Para ele, na Argentina, há uma democracia muito fragilizada que, durante os últimos anos, mesmo tendo realizado alternâncias de poder entre direita e esquerda, não conseguiu avançar em resultados efetivos, do ponto de vista econômico para uma melhoria estrutural. 

Além disso, o país passa por um declínio econômico há décadas, caracterizado, entre outros aspectos, por uma profunda desconfiança da população com sua moeda, que foi desastradamente dolarizada, diferente da situação atual do Brasil. 

Argentina poderia retomar protagonismo?

Conforme Rifan, é pouco provável que o país vizinho seja mais relevante que o Brasil globalmente novamente. 

“O Brasil, hoje, tem um protagonismo muito forte internacional. Ele é líder do Brics (grupo de países com Rússia, Índia e China), está no G20, chegou quase no G8. O Brasil só precisa entrar nos eixos politicamente para continuar sendo bem-visto internacionalmente”, reforça.

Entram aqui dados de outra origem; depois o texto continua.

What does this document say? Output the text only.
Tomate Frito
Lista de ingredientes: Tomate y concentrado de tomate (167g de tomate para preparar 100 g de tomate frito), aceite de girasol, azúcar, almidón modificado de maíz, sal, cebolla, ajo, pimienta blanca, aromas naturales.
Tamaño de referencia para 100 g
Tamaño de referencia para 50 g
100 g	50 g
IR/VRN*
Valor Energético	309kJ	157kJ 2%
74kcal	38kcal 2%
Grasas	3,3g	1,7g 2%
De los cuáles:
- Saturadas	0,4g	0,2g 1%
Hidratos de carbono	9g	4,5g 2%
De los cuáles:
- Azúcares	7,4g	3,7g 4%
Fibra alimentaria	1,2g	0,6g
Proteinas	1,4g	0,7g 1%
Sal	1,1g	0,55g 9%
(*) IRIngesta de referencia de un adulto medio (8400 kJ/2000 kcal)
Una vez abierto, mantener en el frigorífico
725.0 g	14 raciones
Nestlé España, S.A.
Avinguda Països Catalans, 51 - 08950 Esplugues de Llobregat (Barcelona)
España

Para Fayet, “observando o histórico e o cenário atual, além do crescimento populacional do Brasil, dificilmente a economia argentina voltará a ter uma força relativa maior”.

Semelhança à Argentina

Mesmo diante de todas essas diferenças, a professora da FECAP faz alertas. Ela reforça que o caminho para o Brasil virar uma Argentina pode começar a partir do descontrole das contas públicas.

“A deterioração do quadro fiscal, em última instância recai sobre os mais pobres, resultando na queda da geração de emprego e renda, além da alta da inflação, que amplia a desigualdade”, diz.

Nadja ressalta que, em um primeiro momento, todo o dinheiro despejado na economia – com aumento do Bolsa Família – pode passar despercebido, por boa parte da população, diante do aquecimento da economia.

“Este crescimento não será sustentável, como já foi vivenciado durante o governo Dilma”, diz, em referência ao governo anterior do PT, que volta agora com Lula, em 2023.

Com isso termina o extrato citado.